Ada Augusta Byron, first Countess of Lovelace, has heretofore been a footnote, an index reference, or an item in an epilogue in the various partisan histories of her star-crossed parents. Now she has her own book, carefully written after the fullest research by the distinguished Byron scholar Doris Langley Moore. And she still comes out a footnote, an afterthought. Born of the brief marriage between the poet Byron and his embittered bride, Annabella Milbanke, she was for most of her life under the influence of that domineering mother, who was anxious to prove to the world (the prudish world of the young Queen Victoria) that Byron was a beast. She escaped Lady Byron's strict rule for a few years by marrying into the peerage (she outranked her mother! but alas, the Earl proved a weak-kneed ally), by producing three children (star-crossed also), and attempting to follow her own interests in mathematics and music. Only in her thirties did she realize that a case might be made for her father--that there might be two sides to the history Lady Byron presented so unequivocally.
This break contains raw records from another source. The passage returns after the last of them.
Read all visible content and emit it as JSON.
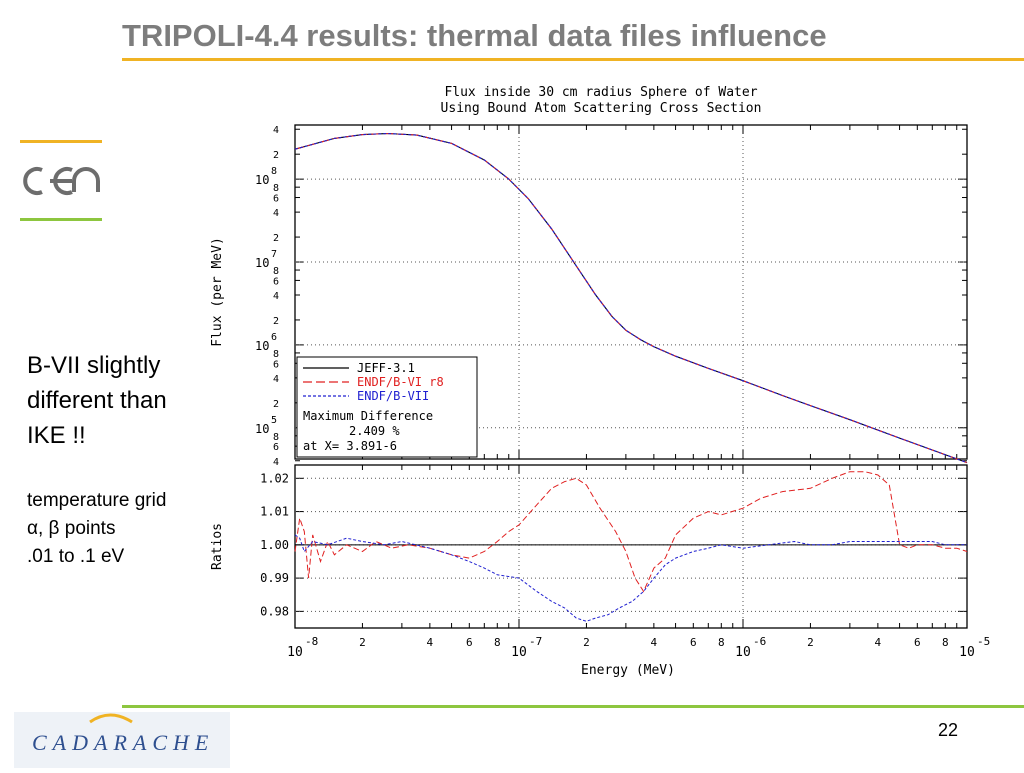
{
  "slide": {
    "title": "TRIPOLI-4.4 results: thermal data files influence",
    "page_number": "22",
    "side_text_big": [
      "B-VII slightly",
      "different than",
      "IKE !!"
    ],
    "side_text_small": [
      "temperature grid",
      "α, β points",
      ".01 to .1 eV"
    ],
    "cea_logo_text": "cea",
    "footer_logo_text": "CADARACHE",
    "colors": {
      "title": "#7d7d7d",
      "accent_yellow": "#f0b324",
      "accent_green": "#8dc63f",
      "footer_blue": "#2e4f8f"
    }
  },
  "chart_data": {
    "type": "line",
    "title": [
      "Flux inside 30 cm radius Sphere of Water",
      "Using Bound Atom Scattering Cross Section"
    ],
    "xlabel": "Energy (MeV)",
    "xscale": "log",
    "xlim": [
      1e-08,
      1e-05
    ],
    "x_ticks": [
      "10",
      "2",
      "4",
      "6",
      "8",
      "10",
      "2",
      "4",
      "6",
      "8",
      "10",
      "2",
      "4",
      "6",
      "8",
      "10"
    ],
    "x_tick_exponents": [
      "-8",
      "-7",
      "-6",
      "-5"
    ],
    "top_panel": {
      "ylabel": "Flux (per MeV)",
      "yscale": "log",
      "ylim": [
        42000,
        450000000
      ],
      "y_tick_labels": [
        {
          "v": 400000000,
          "t": "4"
        },
        {
          "v": 200000000,
          "t": "2"
        },
        {
          "v": 100000000,
          "t": "10",
          "exp": "8"
        },
        {
          "v": 80000000,
          "t": "8"
        },
        {
          "v": 60000000,
          "t": "6"
        },
        {
          "v": 40000000,
          "t": "4"
        },
        {
          "v": 20000000,
          "t": "2"
        },
        {
          "v": 10000000,
          "t": "10",
          "exp": "7"
        },
        {
          "v": 8000000,
          "t": "8"
        },
        {
          "v": 6000000,
          "t": "6"
        },
        {
          "v": 4000000,
          "t": "4"
        },
        {
          "v": 2000000,
          "t": "2"
        },
        {
          "v": 1000000,
          "t": "10",
          "exp": "6"
        },
        {
          "v": 800000,
          "t": "8"
        },
        {
          "v": 600000,
          "t": "6"
        },
        {
          "v": 400000,
          "t": "4"
        },
        {
          "v": 200000,
          "t": "2"
        },
        {
          "v": 100000,
          "t": "10",
          "exp": "5"
        },
        {
          "v": 80000,
          "t": "8"
        },
        {
          "v": 60000,
          "t": "6"
        },
        {
          "v": 40000,
          "t": "4"
        }
      ],
      "flux_curve": {
        "x": [
          1e-08,
          1.5e-08,
          2e-08,
          2.6e-08,
          3.5e-08,
          5e-08,
          7e-08,
          9e-08,
          1.1e-07,
          1.4e-07,
          1.8e-07,
          2.2e-07,
          2.6e-07,
          3e-07,
          3.5e-07,
          4e-07,
          5e-07,
          7e-07,
          1e-06,
          1.5e-06,
          2e-06,
          3e-06,
          5e-06,
          7e-06,
          1e-05
        ],
        "y": [
          230000000,
          310000000,
          345000000,
          355000000,
          340000000,
          270000000,
          170000000,
          100000000,
          58000000,
          25000000,
          9000000,
          4000000,
          2200000,
          1500000,
          1150000,
          950000,
          730000,
          520000,
          370000,
          245000,
          185000,
          125000,
          75000,
          54000,
          38000
        ]
      },
      "series": [
        {
          "name": "JEFF-3.1",
          "color": "#000000",
          "dash": "solid"
        },
        {
          "name": "ENDF/B-VI r8",
          "color": "#e02020",
          "dash": "long-dash"
        },
        {
          "name": "ENDF/B-VII",
          "color": "#2020d0",
          "dash": "short-dash"
        }
      ],
      "legend_lines": [
        "Maximum Difference",
        "2.409 %",
        "at X= 3.891-6"
      ],
      "legend_position": "bottom-left"
    },
    "bottom_panel": {
      "ylabel": "Ratios",
      "ylim": [
        0.975,
        1.024
      ],
      "y_ticks": [
        "1.02",
        "1.01",
        "1.00",
        "0.99",
        "0.98"
      ],
      "y_tick_values": [
        1.02,
        1.01,
        1.0,
        0.99,
        0.98
      ],
      "reference": 1.0,
      "ratio_series": [
        {
          "name": "ENDF/B-VI r8",
          "x": [
            1e-08,
            1.05e-08,
            1.1e-08,
            1.15e-08,
            1.2e-08,
            1.3e-08,
            1.4e-08,
            1.5e-08,
            1.7e-08,
            2e-08,
            2.3e-08,
            2.7e-08,
            3.2e-08,
            4e-08,
            5e-08,
            6e-08,
            7e-08,
            8e-08,
            9e-08,
            1e-07,
            1.2e-07,
            1.4e-07,
            1.6e-07,
            1.8e-07,
            2e-07,
            2.3e-07,
            2.7e-07,
            3e-07,
            3.3e-07,
            3.6e-07,
            4e-07,
            4.5e-07,
            5e-07,
            6e-07,
            7e-07,
            8e-07,
            1e-06,
            1.2e-06,
            1.5e-06,
            2e-06,
            2.5e-06,
            3e-06,
            3.5e-06,
            4e-06,
            4.5e-06,
            5e-06,
            5.5e-06,
            6e-06,
            7e-06,
            8e-06,
            9e-06,
            1e-05
          ],
          "y": [
            0.998,
            1.008,
            1.004,
            0.99,
            1.003,
            0.995,
            1.001,
            0.997,
            1.0,
            0.998,
            1.001,
            0.999,
            1.0,
            0.999,
            0.997,
            0.996,
            0.998,
            1.001,
            1.004,
            1.006,
            1.012,
            1.017,
            1.019,
            1.02,
            1.018,
            1.011,
            1.004,
            0.998,
            0.99,
            0.986,
            0.993,
            0.996,
            1.003,
            1.008,
            1.01,
            1.009,
            1.011,
            1.014,
            1.016,
            1.017,
            1.02,
            1.022,
            1.022,
            1.021,
            1.018,
            1.0,
            0.999,
            1.0,
            1.0,
            0.999,
            0.999,
            0.998
          ]
        },
        {
          "name": "ENDF/B-VII",
          "x": [
            1e-08,
            1.05e-08,
            1.1e-08,
            1.2e-08,
            1.4e-08,
            1.7e-08,
            2e-08,
            2.5e-08,
            3e-08,
            4e-08,
            5e-08,
            6e-08,
            7e-08,
            8e-08,
            1e-07,
            1.2e-07,
            1.4e-07,
            1.6e-07,
            1.8e-07,
            2e-07,
            2.2e-07,
            2.5e-07,
            2.8e-07,
            3.2e-07,
            3.6e-07,
            4e-07,
            4.5e-07,
            5e-07,
            6e-07,
            7e-07,
            8e-07,
            1e-06,
            1.3e-06,
            1.7e-06,
            2e-06,
            2.5e-06,
            3e-06,
            4e-06,
            5e-06,
            6e-06,
            7e-06,
            8e-06,
            1e-05
          ],
          "y": [
            1.003,
            1.002,
            0.998,
            1.001,
            1.0,
            1.002,
            1.001,
            1.0,
            1.001,
            0.999,
            0.997,
            0.995,
            0.993,
            0.991,
            0.99,
            0.986,
            0.983,
            0.981,
            0.978,
            0.977,
            0.978,
            0.979,
            0.981,
            0.983,
            0.986,
            0.99,
            0.994,
            0.996,
            0.998,
            0.999,
            1.0,
            0.999,
            1.0,
            1.001,
            1.0,
            1.0,
            1.001,
            1.001,
            1.001,
            1.001,
            1.001,
            1.0,
            1.0
          ]
        }
      ]
    }
  }
}
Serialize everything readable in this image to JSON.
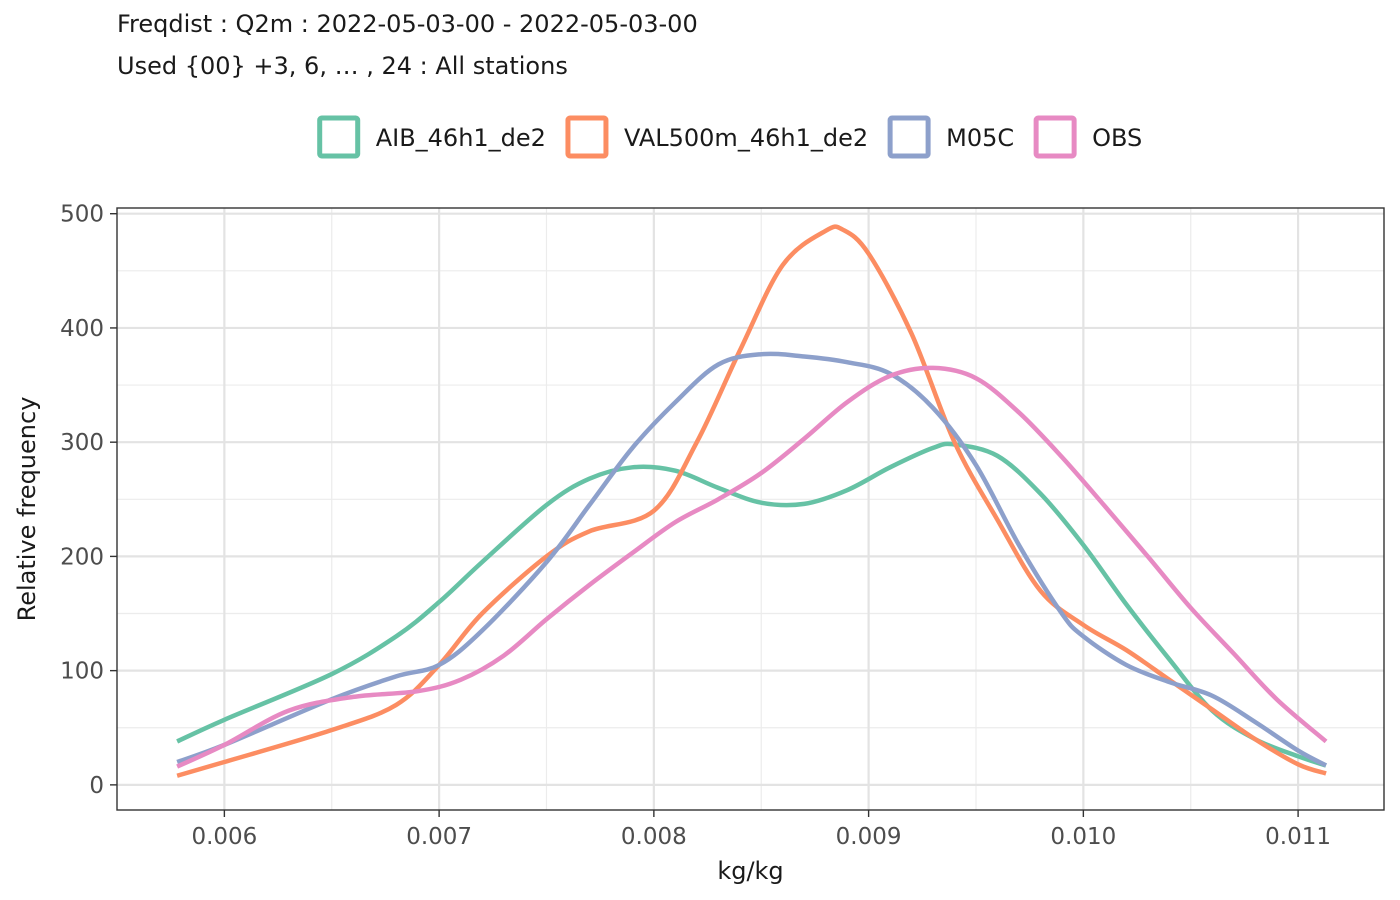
{
  "chart_data": {
    "type": "line",
    "title": "Freqdist : Q2m : 2022-05-03-00 - 2022-05-03-00",
    "subtitle": "Used {00} +3, 6, … , 24 : All stations",
    "xlabel": "kg/kg",
    "ylabel": "Relative frequency",
    "xlim": [
      0.0055,
      0.0114
    ],
    "ylim": [
      -22,
      505
    ],
    "xticks": [
      0.006,
      0.007,
      0.008,
      0.009,
      0.01,
      0.011
    ],
    "xtick_labels": [
      "0.006",
      "0.007",
      "0.008",
      "0.009",
      "0.010",
      "0.011"
    ],
    "yticks": [
      0,
      100,
      200,
      300,
      400,
      500
    ],
    "ytick_labels": [
      "0",
      "100",
      "200",
      "300",
      "400",
      "500"
    ],
    "grid": true,
    "legend_position": "top",
    "series": [
      {
        "name": "AIB_46h1_de2",
        "color": "#66c2a5",
        "x": [
          0.00578,
          0.006,
          0.0065,
          0.0068,
          0.007,
          0.0072,
          0.0075,
          0.0077,
          0.0079,
          0.0081,
          0.0083,
          0.0085,
          0.0087,
          0.0089,
          0.0091,
          0.0093,
          0.0094,
          0.0096,
          0.0098,
          0.01,
          0.0102,
          0.0104,
          0.0106,
          0.0108,
          0.011,
          0.01113
        ],
        "y": [
          38,
          57,
          97,
          130,
          160,
          195,
          245,
          268,
          278,
          275,
          260,
          247,
          246,
          258,
          278,
          295,
          298,
          288,
          255,
          210,
          158,
          110,
          65,
          40,
          25,
          17
        ]
      },
      {
        "name": "VAL500m_46h1_de2",
        "color": "#fc8d62",
        "x": [
          0.00578,
          0.006,
          0.0065,
          0.0068,
          0.007,
          0.0072,
          0.0075,
          0.0077,
          0.008,
          0.0082,
          0.0084,
          0.0086,
          0.0088,
          0.00888,
          0.009,
          0.0092,
          0.0094,
          0.0096,
          0.0098,
          0.01,
          0.0102,
          0.0104,
          0.0106,
          0.0108,
          0.011,
          0.01113
        ],
        "y": [
          8,
          20,
          48,
          70,
          105,
          150,
          200,
          222,
          240,
          300,
          380,
          455,
          485,
          486,
          465,
          395,
          300,
          232,
          170,
          140,
          118,
          92,
          66,
          40,
          18,
          10
        ]
      },
      {
        "name": "M05C",
        "color": "#8da0cb",
        "x": [
          0.00578,
          0.006,
          0.0065,
          0.0068,
          0.007,
          0.0072,
          0.0075,
          0.0077,
          0.0079,
          0.0081,
          0.0083,
          0.0085,
          0.0087,
          0.0089,
          0.0091,
          0.0093,
          0.0095,
          0.0097,
          0.0099,
          0.01,
          0.0102,
          0.0104,
          0.0106,
          0.0108,
          0.011,
          0.01113
        ],
        "y": [
          20,
          35,
          75,
          95,
          105,
          135,
          195,
          245,
          295,
          335,
          368,
          377,
          375,
          370,
          360,
          330,
          280,
          210,
          150,
          130,
          105,
          90,
          78,
          55,
          30,
          17
        ]
      },
      {
        "name": "OBS",
        "color": "#e78ac3",
        "x": [
          0.00578,
          0.006,
          0.0063,
          0.0066,
          0.0069,
          0.0071,
          0.0073,
          0.0075,
          0.0077,
          0.0079,
          0.0081,
          0.0083,
          0.0085,
          0.0087,
          0.0089,
          0.0091,
          0.0093,
          0.0095,
          0.0097,
          0.0099,
          0.0101,
          0.0103,
          0.0105,
          0.0107,
          0.0109,
          0.01113
        ],
        "y": [
          16,
          35,
          65,
          77,
          82,
          92,
          113,
          145,
          175,
          203,
          230,
          250,
          273,
          303,
          335,
          358,
          365,
          356,
          326,
          287,
          244,
          200,
          155,
          115,
          75,
          38
        ]
      }
    ]
  }
}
At about that time, she was overwhelmed: by gambling debts brought on by her supposed understanding of mathematical probability, and by an agonizing cancer that lingered for months longer than the doctors had deemed probable. She died at 36, her father's final age, and at her own wish, was buried beside him at Newstead Abbey. Dickens spent an hour at her deathbed, and admired her courage. Her story is more Gothic than any of his. . . . But she receives only perhaps a third of the words and pages in Moore's biography, which is intent on proving the unnaturally pietistic, sanctimonious misanthropy of her mother, who spent her life scheming, behind a false front of benevolence, to destroy anyone Byron had ever loved. Moore makes a very firm case. Ada was a pawn in a game whose rules, for all her mathematical brilliance, she never understood.